Compreender a Depressão
12 julho 2021 às 12h40

Sexualidade e depressão: as barreiras que deve ultrapassar sobre esta relação

A intimidade e a depressão têm uma relação muito complexa. Por isso, é necessário questionar e procurar ajuda sem inibições, salienta a especialista em Psiquiatria Ema Conde. Perceba melhor como esta patologia afeta a capacidade de sentir prazer e autoestima.

A relação entre sexualidade e depressão é complexa, multifatorial e bidirecional. Num doente deprimido que, tipicamente, apresenta compromisso no humor, energia vital, capacidade para sentir prazer e autoestima, é compreensível que exista maior propensão para desenvolver alterações do desejo, da excitação, do orgasmo e da satisfação sexual.

A disfunção sexual resultará não só dos efeitos diretos da depressão, mas também do impacto que esta tem na funcionalidade, uma vez que geralmente há retração da vida social e perda de oportunidades para o estabelecimento de vínculos afetivos e sexuais. Por outro lado, a mera existência de dificuldades sexuais poderá ser suficiente para desenvolver sintomas depressivos ou contribuir para o seu agravamento.

Importa também explorar a relação entre o funcionamento sexual e os fármacos antidepressivos, ferramentas essenciais no tratamento da depressão moderada a grave. De facto, sendo verdade que alguns fármacos podem precipitar ou potenciar alterações na função sexual, existem várias opções medicamentosas disponíveis que não interferem com a esfera sexual ou o fazem apenas marginalmente.

Muitos destes efeitos são transitórios ou controláveis com ajustes na dose, posologia, tratamentos coadjuvantes ou alterações no estilo de vida. Mais ainda, os seus efeitos secundários podem até ser "aproveitados" para tratar algumas disfunções sexuais. Finalmente, a recuperação clínica sob tratamento farmacológico poderá contribuir positivamente para a melhoria do desejo, atividade e satisfação sexual.

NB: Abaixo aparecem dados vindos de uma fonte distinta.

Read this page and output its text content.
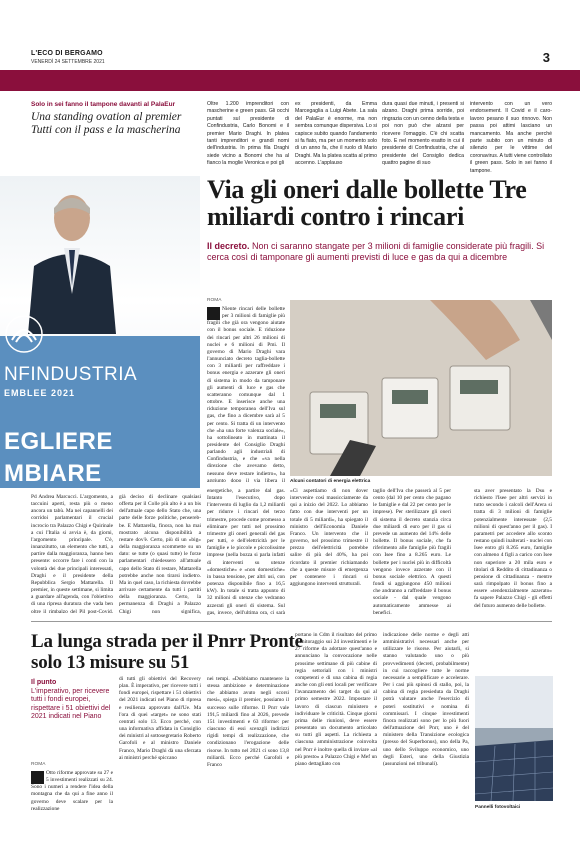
L'ECO DI BERGAMO
VENERDÌ 24 SETTEMBRE 2021	3
Solo in sei fanno il tampone davanti al PalaEur
Una standing ovation al premier Tutti con il pass e la mascherina
Oltre 1.200 imprenditori con mascherine e green pass. Gli occhi puntati sul presidente di Confindustria, Carlo Bonomi e il premier Mario Draghi. In platea tanti imprenditori e grandi nomi dell'industria. In prima fila Draghi siede vicino a Bonomi che ha al fianco la moglie Veronica e poi gli
ex presidenti, da Emma Marcegaglia a Luigi Abete. La sala del PalaEur è enorme, ma non sembra comunque dispersiva. Lo si capisce subito quando l'andamento si fa fiato, ma per un momento solo di un anno fa, che il ruolo di Mario Draghi. Ma la platea scatta al primo accenno. L'applauso
dura quasi due minuti, i presenti si alzano. Draghi prima sorride, poi ringrazia con un cenno della testa e poi non può che alzarsi per ricevere l'omaggio. C'è chi scatta foto. E nel momento esatto in cui il presidente di Confindustria, che al presidente del Consiglio dedica quattro pagine di suo
intervento con un vero endorsement. Il Covid e il caro-lavoro pesano il suo rinnovo. Non passa poi attimi lasciano un mancamento. Ma anche perché parte subito con un minuto di silenzio per le vittime del coronavirus. A tutti viene controllato il green pass. Solo in sei fanno il tampone.
NFINDUSTRIA
EMBLEE 2021
EGLIERE
MBIARE
Via gli oneri dalle bollette Tre miliardi contro i rincari
Il decreto. Non ci saranno stangate per 3 milioni di famiglie considerate più fragili. Si cerca così di tamponare gli aumenti previsti di luce e gas da qui a dicembre
ROMA
Niente rincari delle bollette per 3 milioni di famiglie più fragili che già ora vengono aiutate con il bonus sociale. E riduzione dei rincari per altri 26 milioni di nuclei e 6 milioni di Pmi. Il governo di Mario Draghi vara l'annunciato decreto taglia-bollette con 3 miliardi per raffreddare i bonus energia e azzerare gli oneri di sistema in modo da tamponare gli aumenti di luce e gas che scatteranno comunque dal 1 ottobre. E inserisce anche una riduzione temporanea dell'Iva sul gas, che fino a dicembre sarà al 5 per cento. Si tratta di un intervento che «ha una forte valenza sociale», ha sottolineato in mattinata il presidente del Consiglio Draghi parlando agli industriali di Confindustria, e che «va nella direzione che avevamo detto, nessuno deve restare indietro», ha aggiunto dopo il via libera il Alcuni contatori di energia elettrica
«Ci aspettiamo di non dover intervenire così massicciamente da qui a inizio del 2022. Lo abbiamo fatto con due interventi per un totale di 5 miliardi», ha spiegato il ministro dell'Economia Daniele Franco. Un intervento che il governo, nel prossimo trimestre il prezzo dell'elettricità potrebbe salire di più del 40%, ha poi ricordato il premier richiamando che a queste misure di emergenza per contenere i rincari si aggiungono interventi strutturali.
energetiche, a partire dal gas. Intanto l'esecutivo, dopo l'intervento di luglio da 1,2 miliardi per ridurre i rincari del terzo trimestre, procede come promesso a eliminare per tutti nel prossimo trimestre gli oneri generali del gas per tutti, e dell'elettricità per le famiglie e le piccole e piccolissime imprese (nella bozza si parla infatti di interventi su utenze «domestiche» e «non domestiche» in bassa tensione, per altri usi, con potenza disponibile fino a 16,5 kW). In totale si tratta appunto di 32 milioni di utenze che vedranno azzerati gli oneri di sistema. Sul gas, invece, dell'ultima ora, ci sarà
taglio dell'Iva che passerà al 5 per cento (dal 10 per cento che pagano le famiglie e dal 22 per cento per le imprese). Per sterilizzare gli oneri di sistema il decreto stanzia circa due miliardi di euro per il gas si prevede un aumento del 14% delle bollette. Il bonus sociale, che fa riferimento alle famiglie più fragili con Isee fino a 8.265 euro. Le bollette per i nuclei più in difficoltà vengono invece azzerate con il bonus sociale elettrico. A questi fondi si aggiungono 450 milioni che andranno a raffreddare il bonus sociale - dal quale vengono automaticamente ammesse ai benefici.
sta aver presentato la Dsu e richiesto l'Isee per altri servizi in tutto secondo i calcoli dell'Arera si tratta di 3 milioni di famiglie potenzialmente interessate (2,5 milioni di quest'anno per il gas). I parametri per accedere allo sconto restano quindi inalterati - nuclei con Isee entro gli 8.265 euro, famiglie con almeno 4 figli a carico con Isee non superiore a 20 mila euro e titolari di Reddito di cittadinanza o pensione di cittadinanza - mentre sarà rimpolpato il bonus fino a essere «tendenzialmente azzerato» fa sapere Palazzo Chigi - gli effetti del futuro aumento delle bollette.
Pd Andrea Marcucci. L'argomento, a taccuini aperti, resta più o meno ancora un tabù. Ma nei capannelli dei corridoi parlamentari il crucial incrocio tra Palazzo Chigi e Quirinale a cui l'Italia si avvia è, da giorni, l'argomento principale. C'è, innanzitutto, un elemento che tutti, a partire dalla maggioranza, hanno ben presente: occorre fare i conti con la volontà dei due principali interessati, Draghi e il presidente della Repubblica Sergio Mattarella. Il premier, in queste settimane, si limita a guardare all'agenda, con l'obiettivo di una ripresa duratura che vada ben oltre il rimbalzo del Pil post-Covid.
già deciso di declinare qualsiasi offerta per il Colle più alto è a un bis dell'attuale capo dello Stato che, una parte delle forze politiche, penserebbe. E Mattarella, finora, non ha mai mostrato alcuna disponibilità a restare dov'è. Certo, più di un «big» della maggioranza scommette su un dato: se tutte (o quasi tutte) le forze parlamentari chiedessero all'attuale capo dello Stato di restare, Mattarella potrebbe anche non tirarsi indietro. Ma in quel caso, la richiesta dovrebbe arrivare certamente da tutti i partiti della maggioranza. Certo, la permanenza di Draghi a Palazzo Chigi non significa,
La lunga strada per il Pnrr Pronte solo 13 misure su 51
Il punto
L'imperativo, per ricevere tutti i fondi europei, rispettare i 51 obiettivi del 2021 indicati nel Piano
ROMA
Otto riforme approvate su 27 e 5 investimenti realizzati su 24. Sono i numeri a rendere l'idea della montagna che da qui a fine anno il governo deve scalare per la realizzazione
di tutti gli obiettivi del Recovery plan. È imperativo, per ricevere tutti i fondi europei, rispettare i 51 obiettivi del 2021 indicati nel Piano di ripresa e resilienza approvato dall'Ue. Ma l'ora di quei «target» ne sono stati centrati solo 13. Ecco perché, con una informativa affidata in Consiglio dei ministri al sottosegretario Roberto Garofoli e al ministro Daniele Franco, Mario Draghi dà una sferzata ai ministri perché spiccano
nei tempi. «Dobbiamo mantenere la stessa ambizione e determinazione che abbiamo avuto negli scorsi mesi», spiega il premier, possiamo il successo sulle riforme. Il Pnrr vale 191,5 miliardi fino al 2026, prevede 151 investimenti e 63 riforme: per ciascuno di essi scenzgli indirizzi rigidi tempi di realizzazione, che condizionano l'erogazione delle risorse. In tutto nel 2021 ci sono 13,8 miliardi. Ecco perché Garofoli e Franco
portano in Cdm il risultato del primo monitoraggio sui 24 investimenti e le 27 riforme da adottare quest'anno e annunciano la convocazione nelle prossime settimane di più cabine di regia settoriali con i ministri competenti e di una cabina di regia anche con gli enti locali per verificare l'avanzamento dei target da qui al primo semestre 2022. Impostare il lavoro di ciascun ministero e individuare le criticità. Cinque giorni prima delle riunioni, deve essere presentato un documento articolato su tutti gli aspetti. La richiesta a ciascuna amministrazione coinvolta nel Pnrr è inoltre quella di inviare «al più presto» a Palazzo Chigi e Mef un piano dettagliato con
indicazione delle norme e degli atti amministrativi necessari anche per utilizzare le risorse. Per aiutarli, si stanno valutando uno o più provvedimenti (decreti, probabilmente) in cui raccogliere tutte le norme necessarie a semplificare e accelerare. Per i casi più spinosi di stallo, poi, la cabina di regia presieduta da Draghi potrà valutare anche l'esercizio di poteri sostitutivi e nomina di commissari. I cinque investimenti finora realizzati sono per lo più fuori dell'attuazione del Pnrr, uno è del ministero della Transizione ecologica (presso del Superbonus), uno della Pa, uno dello Sviluppo economico, uno degli Esteri, uno della Giustizia (assunzioni nei tribunali).
Pannelli fotovoltaici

Ainda que se reconheça que a coocorrência de depressão e disfunção sexual possa contribuir para má adesão terapêutica, este tópico continua a ser negligenciado na prática clínica. As barreiras à abordagem da sexualidade podem identificar-se nos doentes, por razões culturais, por embaraço ou mesmo por não acharem o tópico pertinente ou passível de resolução.

Há também barreiras a condicionar os clínicos, quer decorrentes de desconforto dos próprios, quer da adesão a argumentos espúrios de que a vida sexual e a intimidade são assuntos da esfera privada e que os doentes não esperam (nem apreciam) a sua discussão, ou que o farão espontaneamente se lhes for relevante. Adicionalmente, ao hierarquizarem os objetivos do tratamento, tendem a privilegiar as competências que visam a proficiência nas áreas ocupacionais e de lazer.

Certo é que, sempre que clinicamente relevante, os médicos devem abordar diretamente as questões relacionadas com a função sexual, fazendo-o de forma aberta, empática, num contexto adequado e privado. Só assim será possível envolver ativamente os doentes no seu processo terapêutico, potenciando a adesão ao tratamento e melhorando o prognóstico da doença.

A completa reabilitação do doente dependerá de uma abordagem individualizada, flexível e multidisciplinar que combine intervenções médicas, psicoterapêuticas e psicoeducativas em todas as dimensões do indivíduo, incluindo a sexual. Na doença e na intimidade, questione-se, questione e procure ajuda sem receios ou inibições.